君に捧げるアイラブユー




東が笑いかけて、優しくして、名前を呼んで。もしかしたらキスだってしていて。


――無理。想像しただけで無理。


そんな私を見て、三木は不思議そうに首を傾げた。

こういうこと、三木に相談してもいいのかな。

あまりにも出来すぎてる彼氏なので気になるんです、なんて!そんなの惚気にしか聞こえない気がする!

でも私としては本気で悩んでいるのだ。

だって東が完璧すぎるから。優しくて、かっこよくて、頭も良くて、気遣いもできて、私のことを大事にしてくれる。

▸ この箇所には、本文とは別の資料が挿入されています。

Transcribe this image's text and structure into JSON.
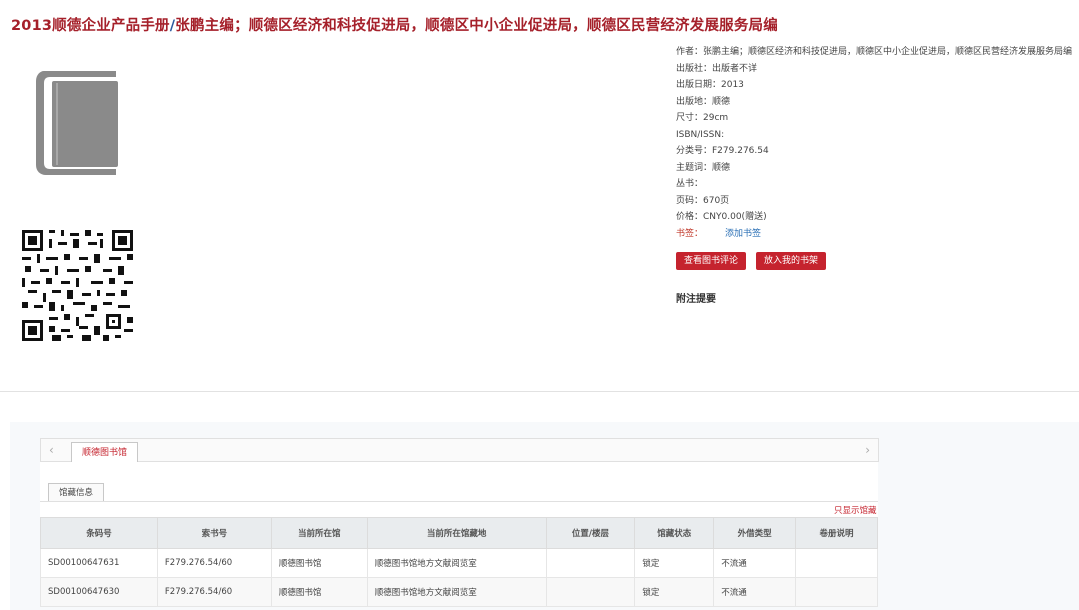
{
  "header": {
    "title_part1": "2013顺德企业产品手册",
    "title_slash": "/",
    "title_part2": "张鹏主编；顺德区经济和科技促进局，顺德区中小企业促进局，顺德区民营经济发展服务局编"
  },
  "meta": {
    "author": "作者：张鹏主编；顺德区经济和科技促进局，顺德区中小企业促进局，顺德区民营经济发展服务局编",
    "publisher": "出版社：出版者不详",
    "pub_date": "出版日期：2013",
    "pub_place": "出版地：顺德",
    "size": "尺寸：29cm",
    "isbn": "ISBN/ISSN:",
    "class_no": "分类号：F279.276.54",
    "subject": "主题词：顺德",
    "series": "丛书：",
    "pages": "页码：670页",
    "price": "价格：CNY0.00(赠送)",
    "tag_label": "书签：",
    "tag_link": "添加书签"
  },
  "buttons": {
    "view_reviews": "查看图书评论",
    "add_shelf": "放入我的书架"
  },
  "notes_title": "附注提要",
  "tabs": {
    "prev_arrow": "‹",
    "next_arrow": "›",
    "active": "顺德图书馆",
    "subtab": "馆藏信息",
    "only_show": "只显示馆藏"
  },
  "table": {
    "headers": [
      "条码号",
      "索书号",
      "当前所在馆",
      "当前所在馆藏地",
      "位置/楼层",
      "馆藏状态",
      "外借类型",
      "卷册说明"
    ],
    "rows": [
      [
        "SD00100647631",
        "F279.276.54/60",
        "顺德图书馆",
        "顺德图书馆地方文献阅览室",
        "",
        "锁定",
        "不流通",
        ""
      ],
      [
        "SD00100647630",
        "F279.276.54/60",
        "顺德图书馆",
        "顺德图书馆地方文献阅览室",
        "",
        "锁定",
        "不流通",
        ""
      ]
    ]
  },
  "colors": {
    "accent": "#c5232e",
    "title": "#a5202a",
    "link": "#2a6fb5"
  },
  "icons": [
    "book-icon",
    "qr-code-icon"
  ]
}
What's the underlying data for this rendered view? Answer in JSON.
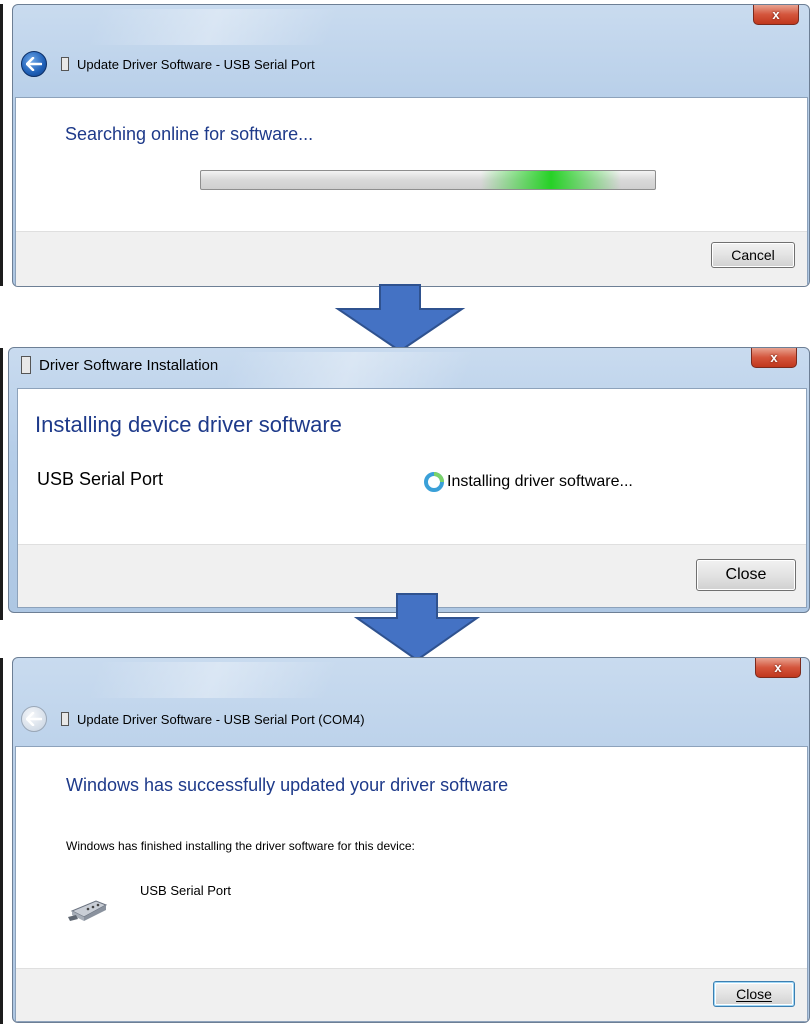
{
  "dialog1": {
    "title": "Update Driver Software - USB Serial Port",
    "heading": "Searching online for software...",
    "cancel_label": "Cancel",
    "close_glyph": "x"
  },
  "dialog2": {
    "title": "Driver Software Installation",
    "heading": "Installing device driver software",
    "device_name": "USB Serial Port",
    "status": "Installing driver software...",
    "close_label": "Close",
    "close_glyph": "x"
  },
  "dialog3": {
    "title": "Update Driver Software - USB Serial Port (COM4)",
    "heading": "Windows has successfully updated your driver software",
    "message": "Windows has finished installing the driver software for this device:",
    "device_name": "USB Serial Port",
    "close_label": "Close",
    "close_glyph": "x"
  },
  "icons": {
    "back": "back-arrow-icon",
    "device": "serial-port-icon",
    "spinner": "busy-spinner-icon",
    "flow_arrow": "down-arrow-icon"
  },
  "colors": {
    "heading_blue": "#1e3a8a",
    "flow_arrow": "#4472c4",
    "close_red": "#c0371d",
    "progress_green": "#26d126"
  }
}
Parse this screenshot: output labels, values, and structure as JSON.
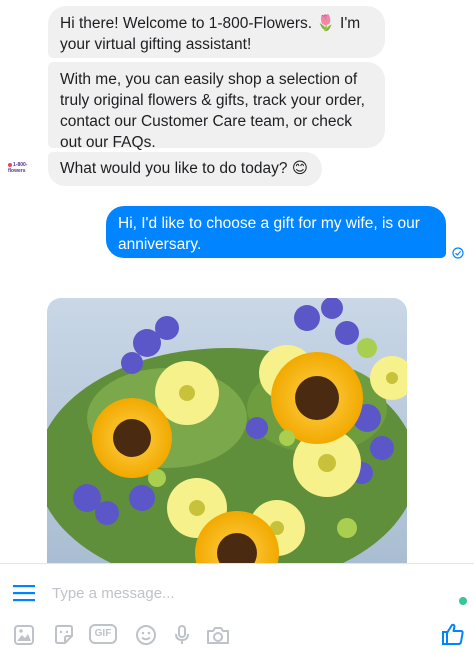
{
  "conversation": {
    "bot_name": "1-800-Flowers",
    "bot_avatar_text": "1-800-flowers",
    "messages": [
      {
        "from": "bot",
        "text": "Hi there! Welcome to 1-800-Flowers. 🌷 I'm your virtual gifting assistant!"
      },
      {
        "from": "bot",
        "text": "With me, you can easily shop a selection of truly original flowers & gifts, track your order, contact our Customer Care team, or check out our FAQs."
      },
      {
        "from": "bot",
        "text": "What would you like to do today? 😊"
      },
      {
        "from": "user",
        "text": "Hi, I'd like to choose a gift for my wife, is our anniversary."
      }
    ],
    "image_subject": "bouquet-of-sunflowers-and-daisies"
  },
  "composer": {
    "placeholder": "Type a message...",
    "gif_label": "GIF",
    "tools": [
      "menu-icon",
      "image-icon",
      "sticker-icon",
      "gif-icon",
      "emoji-icon",
      "microphone-icon",
      "camera-icon",
      "thumbs-up-icon"
    ]
  },
  "colors": {
    "brand_blue": "#0084ff",
    "bot_bubble": "#f1f0f0",
    "icon_gray": "#bec3c9",
    "online_green": "#35c69a"
  }
}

だからこそ不安になる。こんなに出来すぎている人が、本当に恋愛初心者なわけある?私だけ知らない過去があったりしない?もしあったらどうしよう。



「私に聞くよりも適任いるんじゃない?」

「適任?」

「北見とか、南野さんとかさ」



――南野さん。


東と付き合い始めてから毎日が夢みたいで、浮かれて、幸せで、東のことばかり考えていて。気づけば私は、すっかり彼女の存在を意識の外に追いやってしまっていた。

私が東に想いを伝えることができたのは、南野さんのおかげだったのに…!

あの日、勇気を出せたのも。逃げずに向き合えたのも。全部、南野さんが背中を押してくれたからだ。